Labriola rejects entirely the method adopted by me, which he describes variously as scholastic, metaphysical, metaphorical, abstract, formal logic. When I take pains to point out the differences between homo œconomicus and man, moral or immoral, between personal interest and egoism,[76] he shrugs his shoulders, he does not refuse a certain indulgence to this traditional scholasticism, and compares me to the man in the street who speaks of the rising or setting of the sun, or of shining light and warm heat. When I firmly maintain the theoretical necessity for a general economics in addition to the heterogeneous considerations of sociological economics, he taxes me with creating, in addition to all the visible and tangible animals, an animal as such. And he charges me, moreover, with wishing to attack history, comparative philology and physiology in order to substitute for all these the plain Logic of Port Royal, so that instead of studying examples of epigenesis which have actually occurred, such as the transitions from invertebrates to vertebrates, from primitive communism to private property in land, from undifferentiated roots to the systematic differentiation of nouns and verbs in the Ariosemitic group, it might suffice to register these facts in concepts passing from the more general to the more particular, in the series A a1 a2 a3 etc.

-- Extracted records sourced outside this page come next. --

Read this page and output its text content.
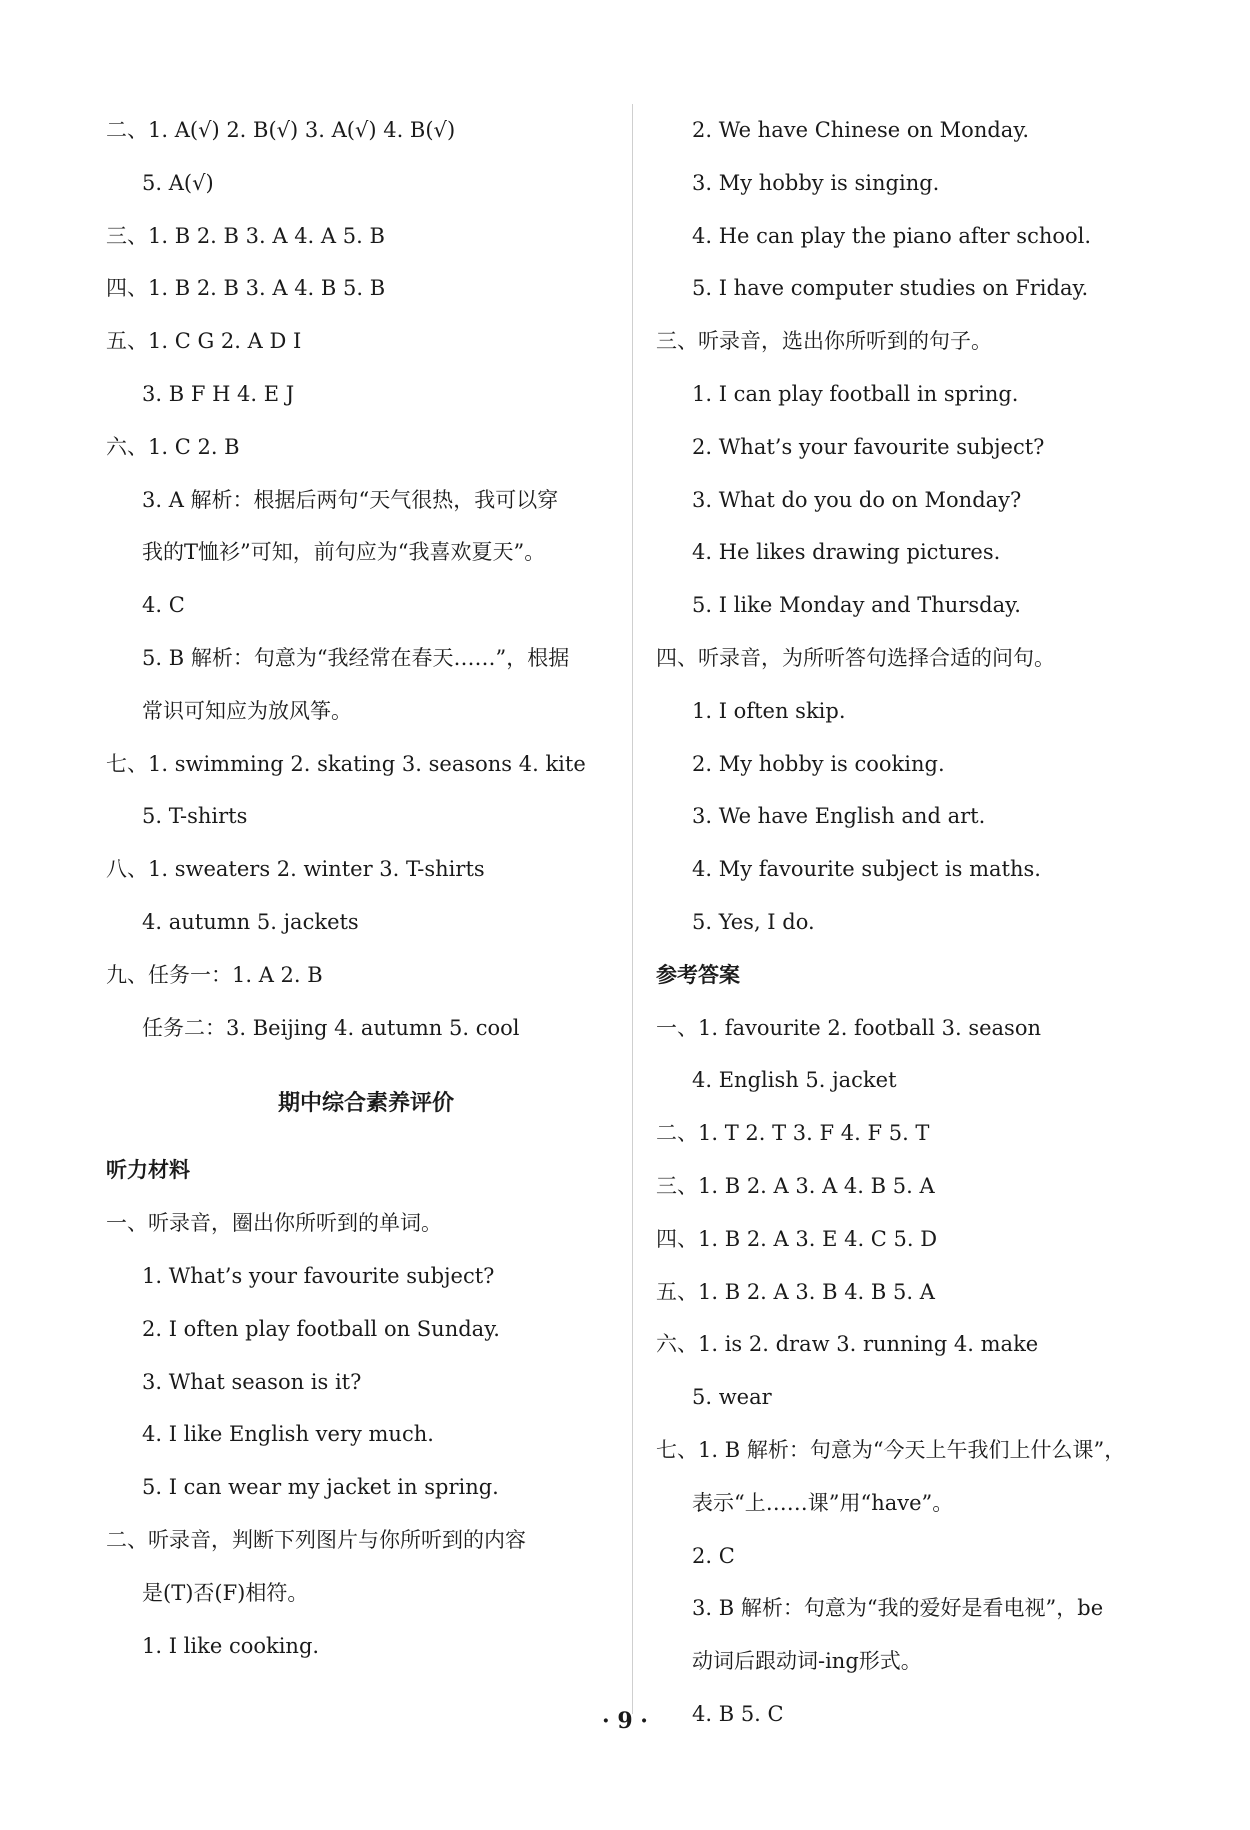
二、1. A(√) 2. B(√) 3. A(√) 4. B(√)
5. A(√)
三、1. B 2. B 3. A 4. A 5. B
四、1. B 2. B 3. A 4. B 5. B
五、1. C G 2. A D I
3. B F H 4. E J
六、1. C 2. B
3. A 解析：根据后两句“天气很热，我可以穿
我的T恤衫”可知，前句应为“我喜欢夏天”。
4. C
5. B 解析：句意为“我经常在春天……”，根据
常识可知应为放风筝。
七、1. swimming 2. skating 3. seasons 4. kite
5. T-shirts
八、1. sweaters 2. winter 3. T-shirts
4. autumn 5. jackets
九、任务一：1. A 2. B
任务二：3. Beijing 4. autumn 5. cool
期中综合素养评价
听力材料
一、听录音，圈出你所听到的单词。
1. What’s your favourite subject?
2. I often play football on Sunday.
3. What season is it?
4. I like English very much.
5. I can wear my jacket in spring.
二、听录音，判断下列图片与你所听到的内容
是(T)否(F)相符。
1. I like cooking.
2. We have Chinese on Monday.
3. My hobby is singing.
4. He can play the piano after school.
5. I have computer studies on Friday.
三、听录音，选出你所听到的句子。
1. I can play football in spring.
2. What’s your favourite subject?
3. What do you do on Monday?
4. He likes drawing pictures.
5. I like Monday and Thursday.
四、听录音，为所听答句选择合适的问句。
1. I often skip.
2. My hobby is cooking.
3. We have English and art.
4. My favourite subject is maths.
5. Yes, I do.
参考答案
一、1. favourite 2. football 3. season
4. English 5. jacket
二、1. T 2. T 3. F 4. F 5. T
三、1. B 2. A 3. A 4. B 5. A
四、1. B 2. A 3. E 4. C 5. D
五、1. B 2. A 3. B 4. B 5. A
六、1. is 2. draw 3. running 4. make
5. wear
七、1. B 解析：句意为“今天上午我们上什么课”，
表示“上……课”用“have”。
2. C
3. B 解析：句意为“我的爱好是看电视”，be
动词后跟动词-ing形式。
4. B 5. C
· 9 ·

But I hardly know how to defend myself seriously from such accusations, because it obliges me to repeat what is too obvious, i.e., that to make concepts does not mean to create entities; that to employ metaphors (and language is all metaphor), does not mean to believe mythology; that to construct experiences in thought, and scientific abstractions, does not mean to substitute either one or the other for concrete reality; that to make use, when needful, of formal logic, does not mean to ignore fact, growth, history. When Marx expounds historical facts I know no way of approaching him except that of historical criticism, and when he defines concepts and formulates laws, I can only proceed to recognise the content of his concepts, and to test the correctness of his inferences and deductions. Thus I have followed this second method in studying his theory of value. If Labriola knows another and better one, let him state it. But what could this other one possibly be? Real logic? In that case let us boldly re-establish Hegel, it will be the lesser evil, at least we shall understand one another. Or a still worse alternative, what monstrous empirical-dialectic or evolutionist method may it be, which confuses together and abuses two distinct procedures, and lends itself so readily to the lovers of prophecy? Or is it merely a question of new phraseology by which we shall go on humbly working, more or less well, with the old methods, whilst detesting the old words? Or again, is this dislike for formal logic nothing but a convenient pretext for dispensing with any vindication of the concepts which are employed?